How Much Joe Dear Makes At CalPERS

The buttons have been hot in California during this frustratingly slow economic recovery, especially on the issue of public pensioners getting more than $100,000 per year in retirement. Even though six-digit pensions go to about two percent of California public sector retirees, the message, it seems, is that those working for the state should not get large pensions, or salaries, no matter what talents or responsibilities they bring to their jobs.
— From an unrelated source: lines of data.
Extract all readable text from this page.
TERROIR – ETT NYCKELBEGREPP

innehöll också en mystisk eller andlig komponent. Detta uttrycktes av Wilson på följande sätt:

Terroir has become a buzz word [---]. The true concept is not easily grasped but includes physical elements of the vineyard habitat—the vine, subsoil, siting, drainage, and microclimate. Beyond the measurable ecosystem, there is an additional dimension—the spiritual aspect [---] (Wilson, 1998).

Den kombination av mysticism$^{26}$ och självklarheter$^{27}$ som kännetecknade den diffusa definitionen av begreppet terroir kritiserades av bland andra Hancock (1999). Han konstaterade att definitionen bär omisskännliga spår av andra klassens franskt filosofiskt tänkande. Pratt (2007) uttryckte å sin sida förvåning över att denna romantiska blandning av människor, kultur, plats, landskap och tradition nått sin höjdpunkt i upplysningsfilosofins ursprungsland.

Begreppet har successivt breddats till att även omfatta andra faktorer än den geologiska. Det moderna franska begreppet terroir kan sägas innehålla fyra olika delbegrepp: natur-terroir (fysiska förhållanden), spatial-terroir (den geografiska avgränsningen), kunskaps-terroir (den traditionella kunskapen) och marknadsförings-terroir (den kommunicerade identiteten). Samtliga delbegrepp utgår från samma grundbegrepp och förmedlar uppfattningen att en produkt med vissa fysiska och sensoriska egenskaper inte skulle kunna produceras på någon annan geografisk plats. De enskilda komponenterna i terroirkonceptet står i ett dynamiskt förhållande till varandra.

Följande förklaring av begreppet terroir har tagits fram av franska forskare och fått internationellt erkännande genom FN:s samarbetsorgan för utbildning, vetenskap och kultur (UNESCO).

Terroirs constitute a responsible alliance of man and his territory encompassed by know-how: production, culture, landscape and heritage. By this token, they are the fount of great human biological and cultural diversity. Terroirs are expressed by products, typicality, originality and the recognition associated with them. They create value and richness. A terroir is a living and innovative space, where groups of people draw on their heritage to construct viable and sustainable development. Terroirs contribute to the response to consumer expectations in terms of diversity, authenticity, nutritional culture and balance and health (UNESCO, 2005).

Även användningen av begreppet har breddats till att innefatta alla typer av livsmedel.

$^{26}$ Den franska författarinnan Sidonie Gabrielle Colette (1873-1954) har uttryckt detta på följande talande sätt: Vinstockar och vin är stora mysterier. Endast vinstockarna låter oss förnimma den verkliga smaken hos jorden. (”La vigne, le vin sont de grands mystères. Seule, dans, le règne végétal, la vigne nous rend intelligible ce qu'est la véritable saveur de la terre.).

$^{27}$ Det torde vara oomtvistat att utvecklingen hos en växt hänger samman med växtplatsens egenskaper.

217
So, what about the guy who manages the multi-billion dollar pension fund? Joe Dear, who oversees investments for the $232 billion California Public Employees’ Retirement System, was paid $548,142 in 2010, according to new salary disclosures released Tuesday by California’s comptroller, John Chiang. That made him the sixth highest-paid person on the California payroll. Dear’s 2010 salary would greatly exceed that of Gov. Jerry Brown, who will earn $173,986 in 2011, according to the California Citizens Compensation Comittee. That, by the way, makes Brown the seventh-highest paid governor in the country. (Former Gov. Arnold Schwarzenegger didn’t accept a salary in 2010.)
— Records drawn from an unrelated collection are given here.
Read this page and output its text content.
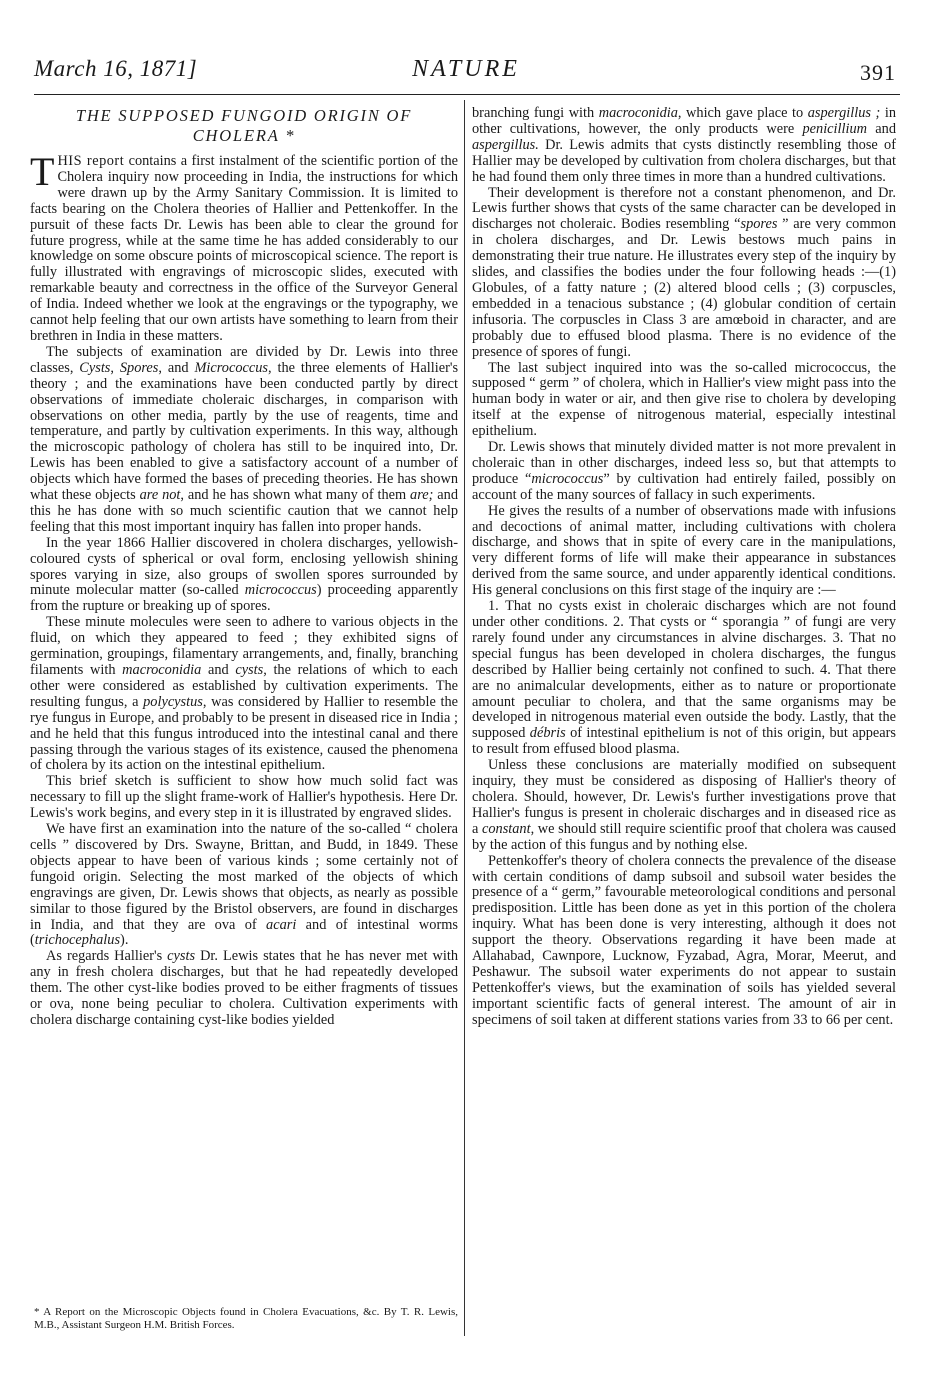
March 16, 1871]	NATURE	391
THE SUPPOSED FUNGOID ORIGIN OF CHOLERA *

THIS report contains a first instalment of the scientific portion of the Cholera inquiry now proceeding in India, the instructions for which were drawn up by the Army Sanitary Commission. It is limited to facts bearing on the Cholera theories of Hallier and Pettenkoffer. In the pursuit of these facts Dr. Lewis has been able to clear the ground for future progress, while at the same time he has added considerably to our knowledge on some obscure points of microscopical science. The report is fully illustrated with engravings of microscopic slides, executed with remarkable beauty and correctness in the office of the Surveyor General of India. Indeed whether we look at the engravings or the typography, we cannot help feeling that our own artists have something to learn from their brethren in India in these matters.

The subjects of examination are divided by Dr. Lewis into three classes, Cysts, Spores, and Micrococcus, the three elements of Hallier's theory ; and the examinations have been conducted partly by direct observations of immediate choleraic discharges, in comparison with observations on other media, partly by the use of reagents, time and temperature, and partly by cultivation experiments. In this way, although the microscopic pathology of cholera has still to be inquired into, Dr. Lewis has been enabled to give a satisfactory account of a number of objects which have formed the bases of preceding theories. He has shown what these objects are not, and he has shown what many of them are; and this he has done with so much scientific caution that we cannot help feeling that this most important inquiry has fallen into proper hands.

In the year 1866 Hallier discovered in cholera discharges, yellowish-coloured cysts of spherical or oval form, enclosing yellowish shining spores varying in size, also groups of swollen spores surrounded by minute molecular matter (so-called micrococcus) proceeding apparently from the rupture or breaking up of spores.

These minute molecules were seen to adhere to various objects in the fluid, on which they appeared to feed ; they exhibited signs of germination, groupings, filamentary arrangements, and, finally, branching filaments with macroconidia and cysts, the relations of which to each other were considered as established by cultivation experiments. The resulting fungus, a polycystus, was considered by Hallier to resemble the rye fungus in Europe, and probably to be present in diseased rice in India ; and he held that this fungus introduced into the intestinal canal and there passing through the various stages of its existence, caused the phenomena of cholera by its action on the intestinal epithelium.

This brief sketch is sufficient to show how much solid fact was necessary to fill up the slight frame-work of Hallier's hypothesis. Here Dr. Lewis's work begins, and every step in it is illustrated by engraved slides.

We have first an examination into the nature of the so-called “ cholera cells ” discovered by Drs. Swayne, Brittan, and Budd, in 1849. These objects appear to have been of various kinds ; some certainly not of fungoid origin. Selecting the most marked of the objects of which engravings are given, Dr. Lewis shows that objects, as nearly as possible similar to those figured by the Bristol observers, are found in discharges in India, and that they are ova of acari and of intestinal worms (trichocephalus).

As regards Hallier's cysts Dr. Lewis states that he has never met with any in fresh cholera discharges, but that he had repeatedly developed them. The other cyst-like bodies proved to be either fragments of tissues or ova, none being peculiar to cholera. Cultivation experiments with cholera discharge containing cyst-like bodies yielded

* A Report on the Microscopic Objects found in Cholera Evacuations, &c. By T. R. Lewis, M.B., Assistant Surgeon H.M. British Forces.

branching fungi with macroconidia, which gave place to aspergillus ; in other cultivations, however, the only products were penicillium and aspergillus. Dr. Lewis admits that cysts distinctly resembling those of Hallier may be developed by cultivation from cholera discharges, but that he had found them only three times in more than a hundred cultivations.

Their development is therefore not a constant phenomenon, and Dr. Lewis further shows that cysts of the same character can be developed in discharges not choleraic. Bodies resembling “spores ” are very common in cholera discharges, and Dr. Lewis bestows much pains in demonstrating their true nature. He illustrates every step of the inquiry by slides, and classifies the bodies under the four following heads :—(1) Globules, of a fatty nature ; (2) altered blood cells ; (3) corpuscles, embedded in a tenacious substance ; (4) globular condition of certain infusoria. The corpuscles in Class 3 are amœboid in character, and are probably due to effused blood plasma. There is no evidence of the presence of spores of fungi.

The last subject inquired into was the so-called micrococcus, the supposed “ germ ” of cholera, which in Hallier's view might pass into the human body in water or air, and then give rise to cholera by developing itself at the expense of nitrogenous material, especially intestinal epithelium.

Dr. Lewis shows that minutely divided matter is not more prevalent in choleraic than in other discharges, indeed less so, but that attempts to produce “micrococcus” by cultivation had entirely failed, possibly on account of the many sources of fallacy in such experiments.

He gives the results of a number of observations made with infusions and decoctions of animal matter, including cultivations with cholera discharge, and shows that in spite of every care in the manipulations, very different forms of life will make their appearance in substances derived from the same source, and under apparently identical conditions. His general conclusions on this first stage of the inquiry are :—

1. That no cysts exist in choleraic discharges which are not found under other conditions. 2. That cysts or “ sporangia ” of fungi are very rarely found under any circumstances in alvine discharges. 3. That no special fungus has been developed in cholera discharges, the fungus described by Hallier being certainly not confined to such. 4. That there are no animalcular developments, either as to nature or proportionate amount peculiar to cholera, and that the same organisms may be developed in nitrogenous material even outside the body. Lastly, that the supposed débris of intestinal epithelium is not of this origin, but appears to result from effused blood plasma.

Unless these conclusions are materially modified on subsequent inquiry, they must be considered as disposing of Hallier's theory of cholera. Should, however, Dr. Lewis's further investigations prove that Hallier's fungus is present in choleraic discharges and in diseased rice as a constant, we should still require scientific proof that cholera was caused by the action of this fungus and by nothing else.

Pettenkoffer's theory of cholera connects the prevalence of the disease with certain conditions of damp subsoil and subsoil water besides the presence of a “ germ,” favourable meteorological conditions and personal predisposition. Little has been done as yet in this portion of the cholera inquiry. What has been done is very interesting, although it does not support the theory. Observations regarding it have been made at Allahabad, Cawnpore, Lucknow, Fyzabad, Agra, Morar, Meerut, and Peshawur. The subsoil water experiments do not appear to sustain Pettenkoffer's views, but the examination of soils has yielded several important scientific facts of general interest. The amount of air in specimens of soil taken at different stations varies from 33 to 66 per cent.
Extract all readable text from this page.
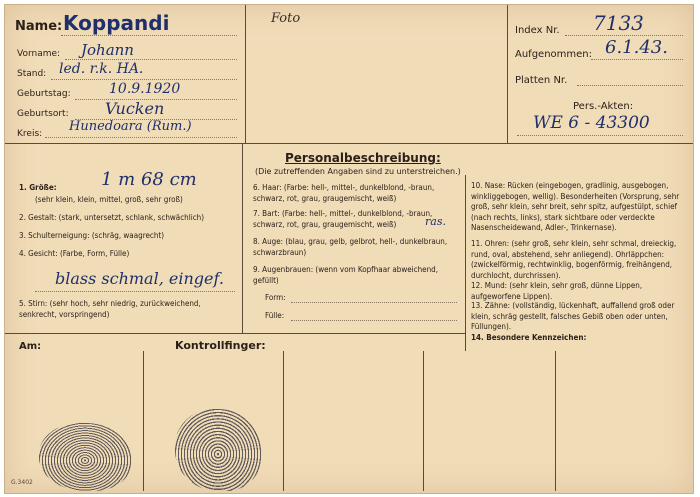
Name: Koppandi
Vorname: Johann
Stand: led. r.k. HA.
Geburtstag:	10.9.1920
Geburtsort: Vucken
Kreis: Hunedoara (Rum.)
Foto
Index Nr. 7133
Aufgenommen: 6.1.43.
Platten Nr.
Pers.-Akten:
WE 6 - 43300
Personalbeschreibung:
(Die zutreffenden Angaben sind zu unterstreichen.)
1. Größe:	1 m 68 cm
(sehr klein, klein, mittel, groß, sehr groß)
2. Gestalt: (stark, untersetzt, schlank, schwächlich)
3. Schulterneigung: (schräg, waagrecht)
4. Gesicht: (Farbe, Form, Fülle)
blass schmal, eingef.
5. Stirn: (sehr hoch, sehr niedrig, zurückweichend, senkrecht, vorspringend)
6. Haar: (Farbe: hell-, mittel-, dunkelblond, -braun, schwarz, rot, grau, graugemischt, weiß)
7. Bart: (Farbe: hell-, mittel-, dunkelblond, -braun, schwarz, rot, grau, graugemischt, weiß)	ras.
8. Auge: (blau, grau, gelb, gelbrot, hell-, dunkelbraun, schwarzbraun)
9. Augenbrauen: (wenn vom Kopfhaar abweichend, gefüllt)
Form:
Fülle:
10. Nase: Rücken (eingebogen, gradlinig, ausgebogen, winkliggebogen, wellig). Besonderheiten (Vorsprung, sehr groß, sehr klein, sehr breit, sehr spitz, aufgestülpt, schief (nach rechts, links), stark sichtbare oder verdeckte Nasenscheidewand, Adler-, Trinkernase).
11. Ohren: (sehr groß, sehr klein, sehr schmal, dreieckig, rund, oval, abstehend, sehr anliegend). Ohrläppchen: (zwickelförmig, rechtwinklig, bogenförmig, freihängend, durchlocht, durchrissen).
12. Mund: (sehr klein, sehr groß, dünne Lippen, aufgeworfene Lippen).
13. Zähne: (vollständig, lückenhaft, auffallend groß oder klein, schräg gestellt, falsches Gebiß oben oder unten, Füllungen).
14. Besondere Kennzeichen:
Am:	Kontrollfinger:
G.3402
But CalPERS is one of the largest and most complex pools of money in the world, with a hand in nearly every kind of investment, from infrastructure to stakes in non-public companies, from venture capital to real estate and hedge funds. Moreover, this pension has the largest pool of private equity investments in the (transparent) world, with a $49 billion private equity program, including more than $33 billion in invested capital.

Dear was hired in 2009 with a base salary of $425,000, according to press reports at the time. In addition to his base salary, he could earn a performance bonus that maxes out at 75 percent of his base salary ($318,750). That much, he didn’t earn in 2010. As of April 30, CalPERS reported a one-year return of around 15 percent.

Brad Pacheco, a spokesman for CalPERS, told the Associated Press with some understatement that Dear earned less than what an experienced manager could earn in the private sector. That private sector, of course, includes many private equity billionaires, some of whom have made it a practice of late of buying professional sports teams.